Nigel’s mother clasped her hands together and André noticed how stark her knuckles were against her skin.
‘Can I trust you, Mr Potgieter?’
The question took André by surprise. ‘Of course you can,’ he said.
‘Nigel speaks very highly of you, by the way. I can
see how he’s come along since you took over his class.’
‘There is music in us all,’ André said gravely, repeating the Saint Anthony’s motto. The statement was somewhat disingenuous because the college served only a privileged few.
‘I want to sell my violin,’ Mrs Summerscales said abruptly. Then she sighed heavily, as if the mere act of saying the words had exhausted her.
‘There are many fine dealers in London, Mrs Summerscales. I can certainly recommend a few.’

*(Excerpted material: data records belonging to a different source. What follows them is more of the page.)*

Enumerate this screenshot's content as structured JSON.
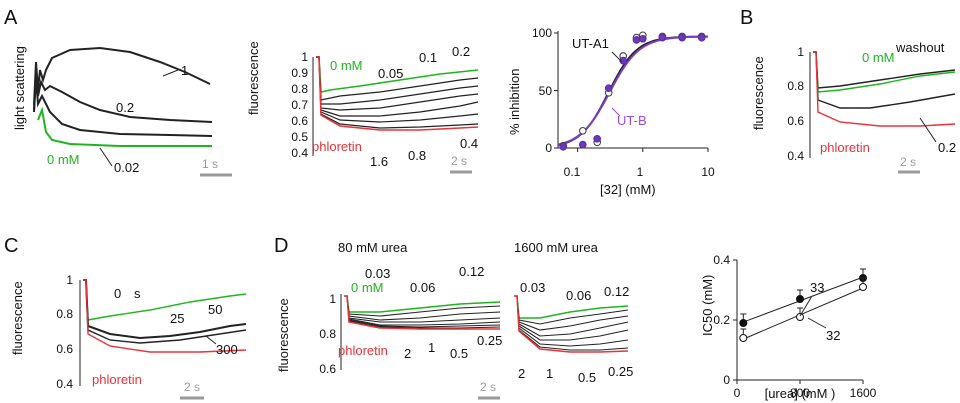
{
  "colors": {
    "black": "#222222",
    "green": "#1fb51f",
    "red": "#e8333a",
    "purple": "#7a3fc4",
    "scalebar": "#999999"
  },
  "panels": {
    "a": "A",
    "b": "B",
    "c": "C",
    "d": "D"
  },
  "panel_a": {
    "ylabel": "light scattering",
    "curve_labels": [
      "1",
      "0.2",
      "0.02",
      "0 mM"
    ],
    "scale": "1 s"
  },
  "panel_a2": {
    "ylabel": "fluorescence",
    "yticks": [
      "1",
      "0.9",
      "0.8",
      "0.7",
      "0.6",
      "0.5",
      "0.4"
    ],
    "green_label": "0 mM",
    "red_label": "phloretin",
    "top_labels": [
      "0.05",
      "0.1",
      "0.2"
    ],
    "bottom_labels": [
      "0.4",
      "0.8",
      "1.6"
    ],
    "scale": "2 s"
  },
  "panel_a3": {
    "ylabel": "% inhibition",
    "xlabel": "[32] (mM)",
    "yticks": [
      "100",
      "50",
      "0"
    ],
    "xticks": [
      "0.1",
      "1",
      "10"
    ],
    "labels": {
      "ut_a1": "UT-A1",
      "ut_b": "UT-B"
    }
  },
  "panel_b": {
    "ylabel": "fluorescence",
    "yticks": [
      "1",
      "0.8",
      "0.6",
      "0.4"
    ],
    "green_label": "0 mM",
    "washout_label": "washout",
    "red_label": "phloretin",
    "value_label": "0.2",
    "scale": "2 s"
  },
  "panel_c": {
    "ylabel": "fluorescence",
    "yticks": [
      "1",
      "0.8",
      "0.6",
      "0.4"
    ],
    "labels": [
      "0",
      "s",
      "25",
      "50",
      "300"
    ],
    "red_label": "phloretin",
    "scale": "2 s"
  },
  "panel_d": {
    "ylabel": "fluorescence",
    "yticks": [
      "1",
      "0.8",
      "0.6"
    ],
    "left_title": "80 mM urea",
    "right_title": "1600 mM urea",
    "left_top": [
      "0.03",
      "0.06",
      "0.12"
    ],
    "left_bottom": [
      "2",
      "1",
      "0.5",
      "0.25"
    ],
    "right_top": [
      "0.03",
      "0.06",
      "0.12"
    ],
    "right_bottom": [
      "2",
      "1",
      "0.5",
      "0.25"
    ],
    "green_label": "0 mM",
    "red_label": "phloretin",
    "scale": "2 s"
  },
  "chart_data": [
    {
      "type": "scatter",
      "xlabel": "[32] (mM)",
      "ylabel": "% inhibition",
      "xscale": "log",
      "xlim": [
        0.05,
        10
      ],
      "ylim": [
        0,
        100
      ],
      "series": [
        {
          "name": "UT-A1",
          "marker": "open-circle",
          "x": [
            0.06,
            0.12,
            0.2,
            0.3,
            0.5,
            0.8,
            1.0,
            2.0,
            4.0,
            8.0
          ],
          "y": [
            2,
            15,
            5,
            48,
            80,
            96,
            98,
            97,
            97,
            97
          ]
        },
        {
          "name": "UT-B",
          "marker": "filled-circle",
          "x": [
            0.06,
            0.12,
            0.2,
            0.3,
            0.5,
            0.8,
            1.0,
            2.0,
            4.0,
            8.0
          ],
          "y": [
            1,
            3,
            8,
            52,
            76,
            94,
            95,
            96,
            96,
            96
          ]
        }
      ]
    },
    {
      "type": "line",
      "xlabel": "[urea] (mM )",
      "ylabel": "IC50 (mM)",
      "xticks": [
        "0",
        "800",
        "1600"
      ],
      "yticks": [
        "0",
        "0.2",
        "0.4"
      ],
      "xlim": [
        0,
        1600
      ],
      "ylim": [
        0,
        0.4
      ],
      "series": [
        {
          "name": "33",
          "marker": "filled-circle",
          "x": [
            80,
            800,
            1600
          ],
          "y": [
            0.19,
            0.27,
            0.34
          ]
        },
        {
          "name": "32",
          "marker": "open-circle",
          "x": [
            80,
            800,
            1600
          ],
          "y": [
            0.14,
            0.21,
            0.31
          ]
        }
      ]
    }
  ]
}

Mrs Summerscales shook her head and a wisp of grey-blonde hair whipped about her face.
‘I’d rather not go that route, if you don’t mind,’ she said.
André recognised the look on her face. It was the same frightened defiance he’d seen in his father’s friends when the kaffirs marched in the street and threatened to take their land away.
‘The top dealers are very discreet,’ he murmured. ‘Your name need not be mentioned at all.’
Mrs Summerscales smiled at him as if he were a child who knew very little about the world.
‘I’m afraid I’m not the most popular person in London, at least not within my circles. I might as well take out an ad in The Times inviting people to a garage sale at my house. That would cause a great deal of amusement, I can assure you.’
André imagined he saw a glint of desperation in her eyes.
‘I was hoping that, as a foreigner in the music profession,’ she went on, ‘you might be able to arrange a private sale to a discerning overseas buyer. Someone far removed from the backbiting and chatter of London.’
‘I’m afraid my acquaintances are not that wealthy, Mrs Summerscales. I assume it is a violin of some importance?’
Mrs Summerscales nodded.
‘Can you describe it to me?’ he asked gently.
‘It’s a Guadagnini.’
André drew a sharp breath and sat up in his chair. ‘A Guadagnini? Are you sure?’
‘Of course I’m sure. It’s been in my family for decades.’
‘But why on earth would you want to sell it?’ he asked.